In one strand of this gothic crime epic, we meet a psychotic couple masquerading as regular smalltown sweethearts. The pair pick up their hitchhiker prey, rape, murder and mutilate them. Much of the profoundly grisly action is caught on camera by Carl.
The reader is invited to consider whether they could carry out their killing sprees alone – Sandy may experience a guilt that Carl doesn’t and there is some coercion by the husband of the pair, but it’s Sandy who lures their ‘models’ to their deaths and her corrupt sheriff brother who facilitates their unchecked reign of terror.
But it’s not only murder that couples may mask more readily than singletons. In Kia Abdullah’s knotty neighborhood noir Those People Next Door/Perfectly Nice Neighbors (2023) the weaponized defensiveness and out-and-out prejudice of White English couple Tom and Willa is the transgression that propels the plot forward. In a novel of morally complex couples, events escalate after Tom ‘accidentally on purpose’ ensures a Black Lives Matter banner is no longer on display in their British Bangladeshi neighbors’ Salma and Bil’s front garden. The gesture feels like an externalization of the couple’s passive aggression, one that barely hides the deeply held hostility Tom and Willa have for their neighbours.

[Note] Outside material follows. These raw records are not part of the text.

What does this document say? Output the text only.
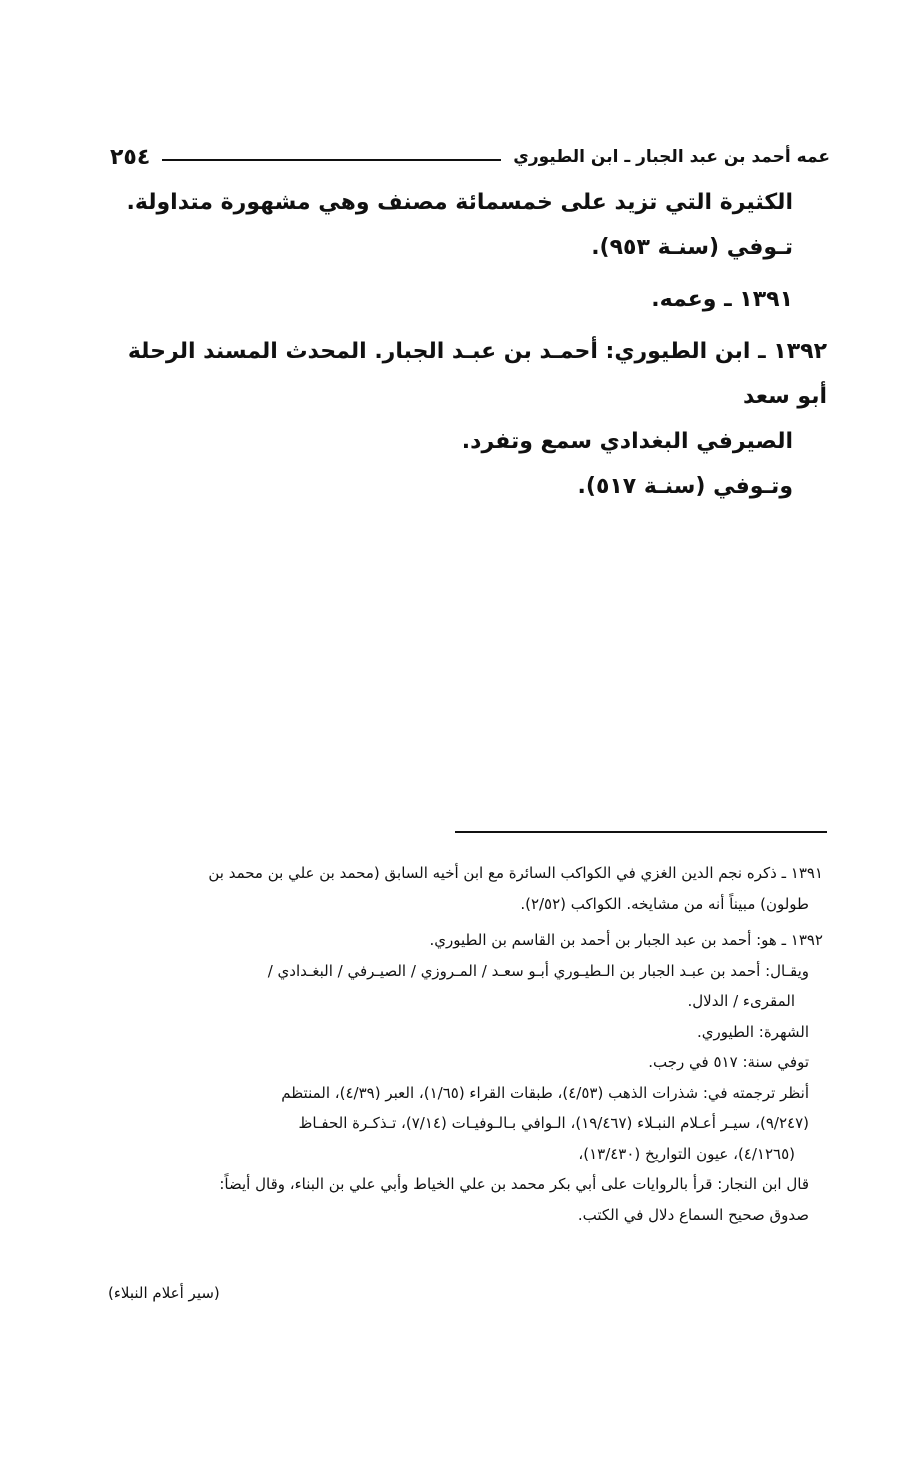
٢٥٤	عمه أحمد بن عبد الجبار ـ ابن الطيوري

الكثيرة التي تزيد على خمسمائة مصنف وهي مشهورة متداولة.

تـوفي (سنـة ٩٥٣).

١٣٩١ ـ وعمه.

١٣٩٢ ـ ابن الطيوري: أحمـد بن عبـد الجبار. المحدث المسند الرحلة أبو سعد

الصيرفي البغدادي سمع وتفرد.

وتـوفي (سنـة ٥١٧).

١٣٩١ ـ ذكره نجم الدين الغزي في الكواكب السائرة مع ابن أخيه السابق (محمد بن علي بن محمد بن

طولون) مبيناً أنه من مشايخه. الكواكب (٢/٥٢).

١٣٩٢ ـ هو: أحمد بن عبد الجبار بن أحمد بن القاسم بن الطيوري.

ويقـال: أحمد بن عبـد الجبار بن الـطيـوري أبـو سعـد / المـروزي / الصيـرفي / البغـدادي /

المقرىء / الدلال.

الشهرة: الطيوري.

توفي سنة: ٥١٧ في رجب.

أنظر ترجمته في: شذرات الذهب (٤/٥٣)، طبقات القراء (١/٦٥)، العبر (٤/٣٩)، المنتظم

(٩/٢٤٧)، سيـر أعـلام النبـلاء (١٩/٤٦٧)، الـوافي بـالـوفيـات (٧/١٤)، تـذكـرة الحفـاظ

(٤/١٢٦٥)، عيون التواريخ (١٣/٤٣٠)،

قال ابن النجار: قرأ بالروايات على أبي بكر محمد بن علي الخياط وأبي علي بن البناء، وقال أيضاً:

صدوق صحيح السماع دلال في الكتب.

(سير أعلام النبلاء)
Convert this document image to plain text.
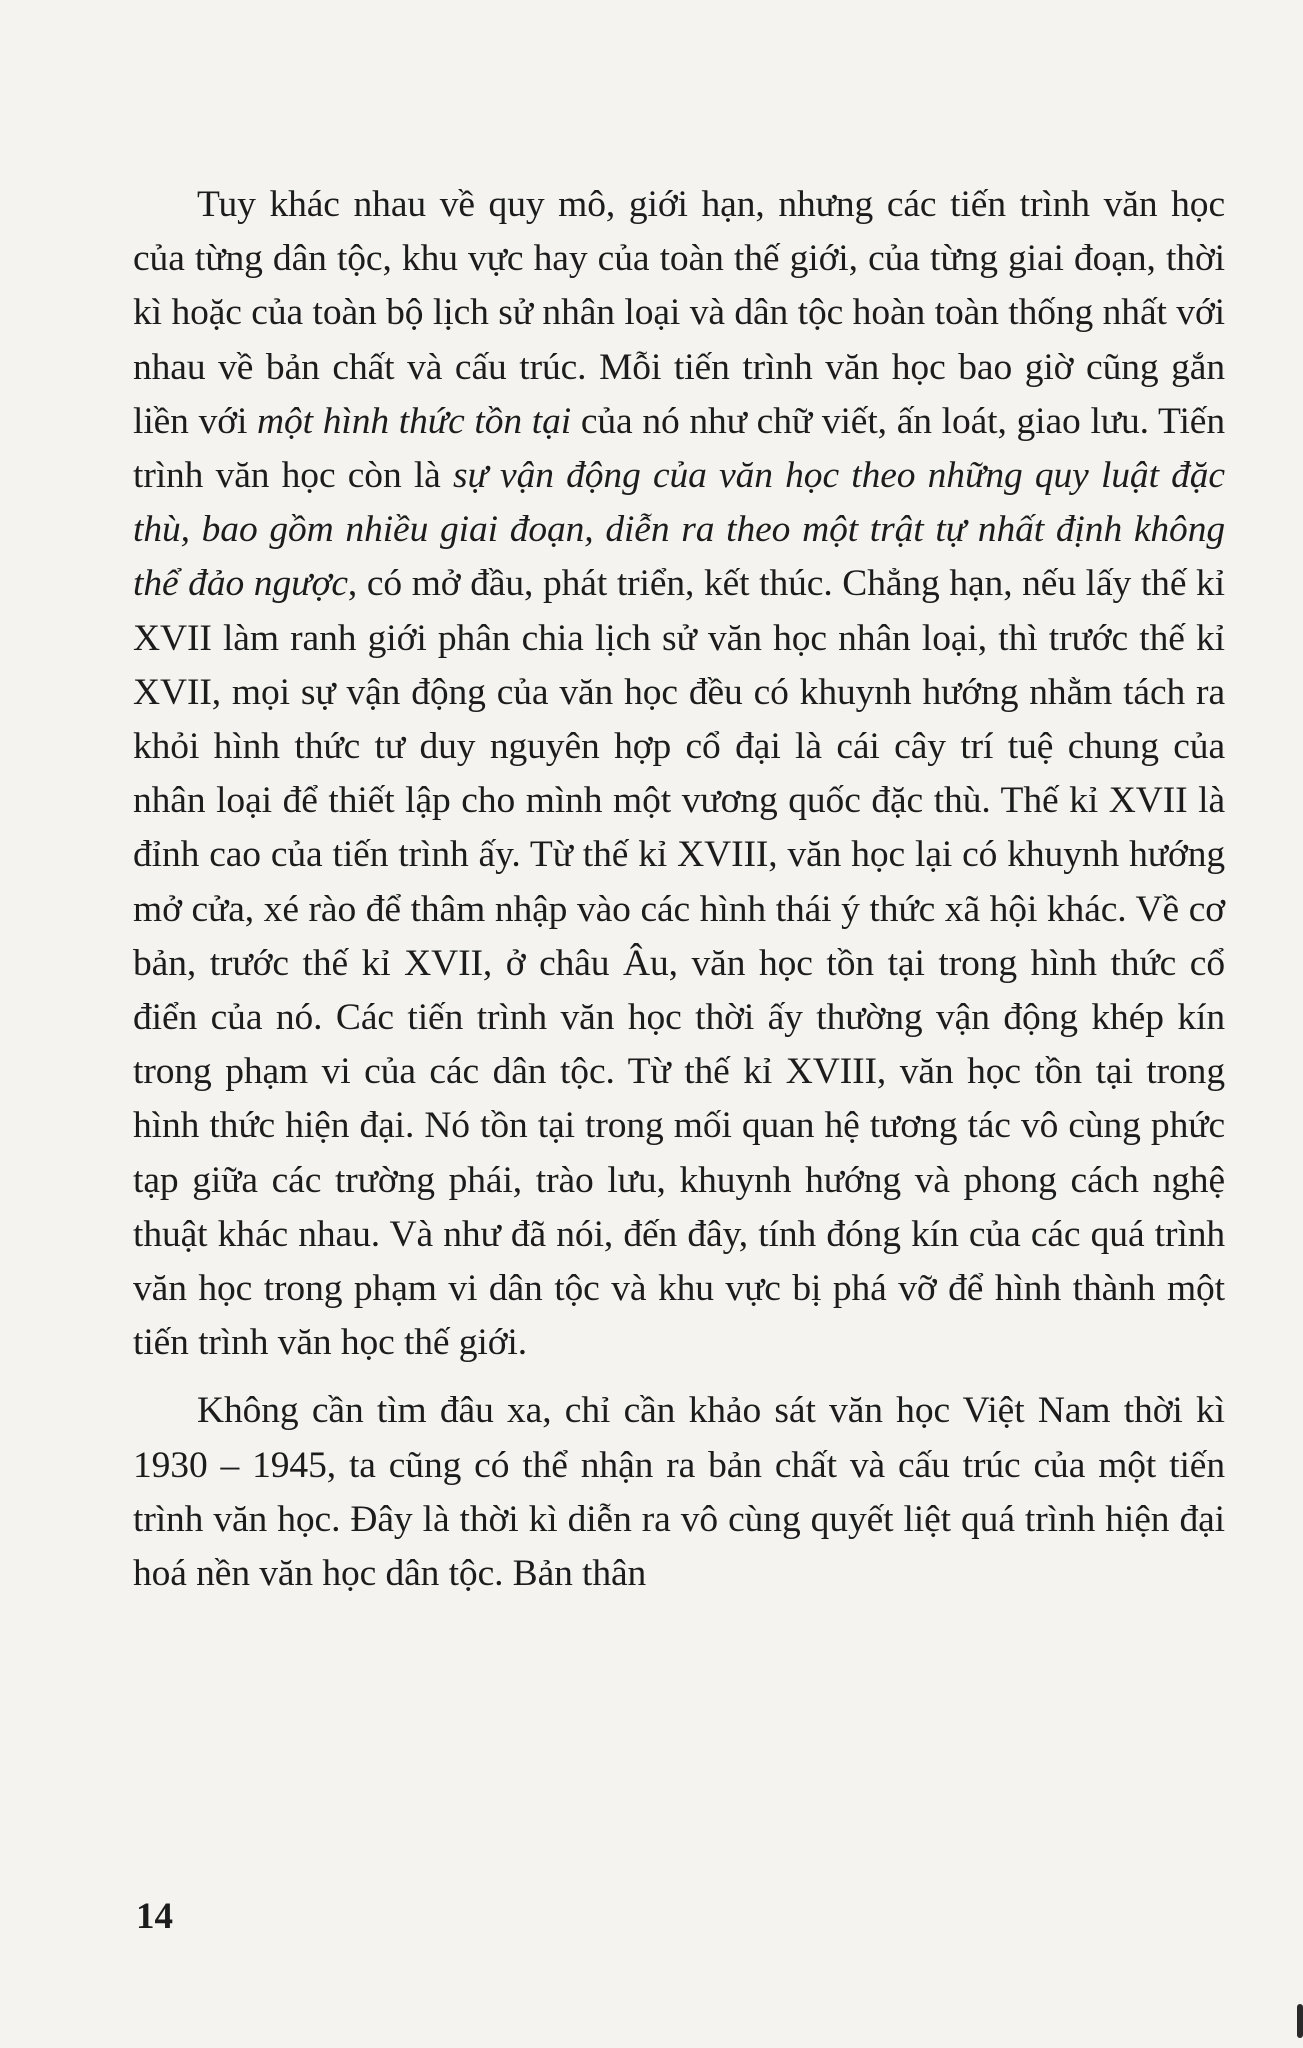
Tuy khác nhau về quy mô, giới hạn, nhưng các tiến trình văn học của từng dân tộc, khu vực hay của toàn thế giới, của từng giai đoạn, thời kì hoặc của toàn bộ lịch sử nhân loại và dân tộc hoàn toàn thống nhất với nhau về bản chất và cấu trúc. Mỗi tiến trình văn học bao giờ cũng gắn liền với một hình thức tồn tại của nó như chữ viết, ấn loát, giao lưu. Tiến trình văn học còn là sự vận động của văn học theo những quy luật đặc thù, bao gồm nhiều giai đoạn, diễn ra theo một trật tự nhất định không thể đảo ngược, có mở đầu, phát triển, kết thúc. Chẳng hạn, nếu lấy thế kỉ XVII làm ranh giới phân chia lịch sử văn học nhân loại, thì trước thế kỉ XVII, mọi sự vận động của văn học đều có khuynh hướng nhằm tách ra khỏi hình thức tư duy nguyên hợp cổ đại là cái cây trí tuệ chung của nhân loại để thiết lập cho mình một vương quốc đặc thù. Thế kỉ XVII là đỉnh cao của tiến trình ấy. Từ thế kỉ XVIII, văn học lại có khuynh hướng mở cửa, xé rào để thâm nhập vào các hình thái ý thức xã hội khác. Về cơ bản, trước thế kỉ XVII, ở châu Âu, văn học tồn tại trong hình thức cổ điển của nó. Các tiến trình văn học thời ấy thường vận động khép kín trong phạm vi của các dân tộc. Từ thế kỉ XVIII, văn học tồn tại trong hình thức hiện đại. Nó tồn tại trong mối quan hệ tương tác vô cùng phức tạp giữa các trường phái, trào lưu, khuynh hướng và phong cách nghệ thuật khác nhau. Và như đã nói, đến đây, tính đóng kín của các quá trình văn học trong phạm vi dân tộc và khu vực bị phá vỡ để hình thành một tiến trình văn học thế giới.

Không cần tìm đâu xa, chỉ cần khảo sát văn học Việt Nam thời kì 1930 – 1945, ta cũng có thể nhận ra bản chất và cấu trúc của một tiến trình văn học. Đây là thời kì diễn ra vô cùng quyết liệt quá trình hiện đại hoá nền văn học dân tộc. Bản thân

14
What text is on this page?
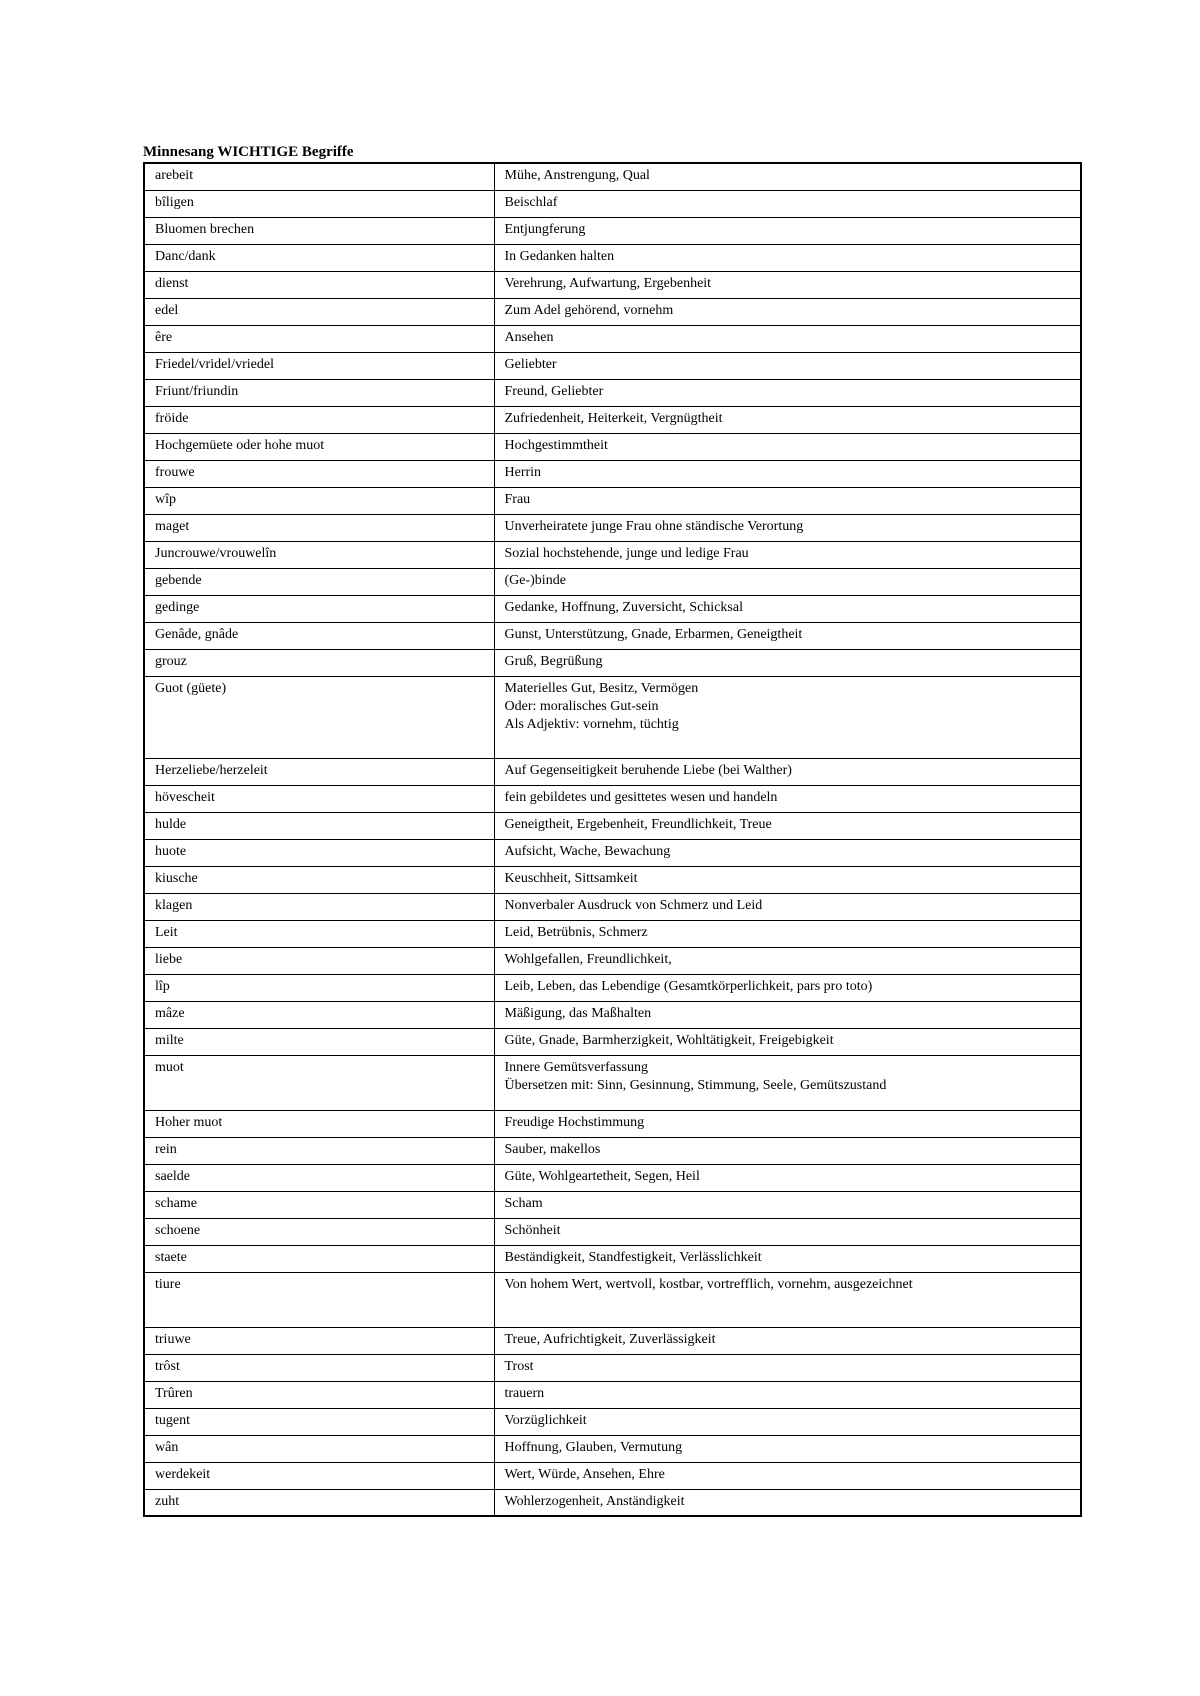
Minnesang WICHTIGE Begriffe
arebeit	Mühe, Anstrengung, Qual

bîligen	Beischlaf

Bluomen brechen	Entjungferung

Danc/dank	In Gedanken halten

dienst	Verehrung, Aufwartung, Ergebenheit

edel	Zum Adel gehörend, vornehm

êre	Ansehen

Friedel/vridel/vriedel	Geliebter

Friunt/friundin	Freund, Geliebter

fröide	Zufriedenheit, Heiterkeit, Vergnügtheit

Hochgemüete oder hohe muot	Hochgestimmtheit

frouwe	Herrin

wîp	Frau

maget	Unverheiratete junge Frau ohne ständische Verortung

Juncrouwe/vrouwelîn	Sozial hochstehende, junge und ledige Frau

gebende	(Ge-)binde

gedinge	Gedanke, Hoffnung, Zuversicht, Schicksal

Genâde, gnâde	Gunst, Unterstützung, Gnade, Erbarmen, Geneigtheit

grouz	Gruß, Begrüßung

Guot (güete)	Materielles Gut, Besitz, Vermögen
Oder: moralisches Gut-sein
Als Adjektiv: vornehm, tüchtig

Herzeliebe/herzeleit	Auf Gegenseitigkeit beruhende Liebe (bei Walther)

hövescheit	fein gebildetes und gesittetes wesen und handeln

hulde	Geneigtheit, Ergebenheit, Freundlichkeit, Treue

huote	Aufsicht, Wache, Bewachung

kiusche	Keuschheit, Sittsamkeit

klagen	Nonverbaler Ausdruck von Schmerz und Leid

Leit	Leid, Betrübnis, Schmerz

liebe	Wohlgefallen, Freundlichkeit,

lîp	Leib, Leben, das Lebendige (Gesamtkörperlichkeit, pars pro toto)

mâze	Mäßigung, das Maßhalten

milte	Güte, Gnade, Barmherzigkeit, Wohltätigkeit, Freigebigkeit

muot	Innere Gemütsverfassung
Übersetzen mit: Sinn, Gesinnung, Stimmung, Seele, Gemütszustand

Hoher muot	Freudige Hochstimmung

rein	Sauber, makellos

saelde	Güte, Wohlgeartetheit, Segen, Heil

schame	Scham

schoene	Schönheit

staete	Beständigkeit, Standfestigkeit, Verlässlichkeit

tiure	Von hohem Wert, wertvoll, kostbar, vortrefflich, vornehm, ausgezeichnet

triuwe	Treue, Aufrichtigkeit, Zuverlässigkeit

trôst	Trost

Trûren	trauern

tugent	Vorzüglichkeit

wân	Hoffnung, Glauben, Vermutung

werdekeit	Wert, Würde, Ansehen, Ehre

zuht	Wohlerzogenheit, Anständigkeit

When your other half facilitates, rather than keeps in check, your worst character traits, wrongdoings are both more likely to happen and be viewed by our dysfunctional couples as right and valid. Tom and Willa reframe their intolerance as somehow the fault of their targets, with Tom telling Salma as the war begins in earnest, ‘You really love playing the victim,’ while later in the novel, Willa tells her, ‘Jesus, you like being angry, don’t you?’
Finally, the transgressive partnership in Sarah Waters superb Fingersmith (2002), a crime story set in Victorian London, represents a different take. Sue and Maud are the pawns in a plot to profit from an elaborate double-crossing scheme. Their misdemeanour in the context of the era and the scheme is to fall in love.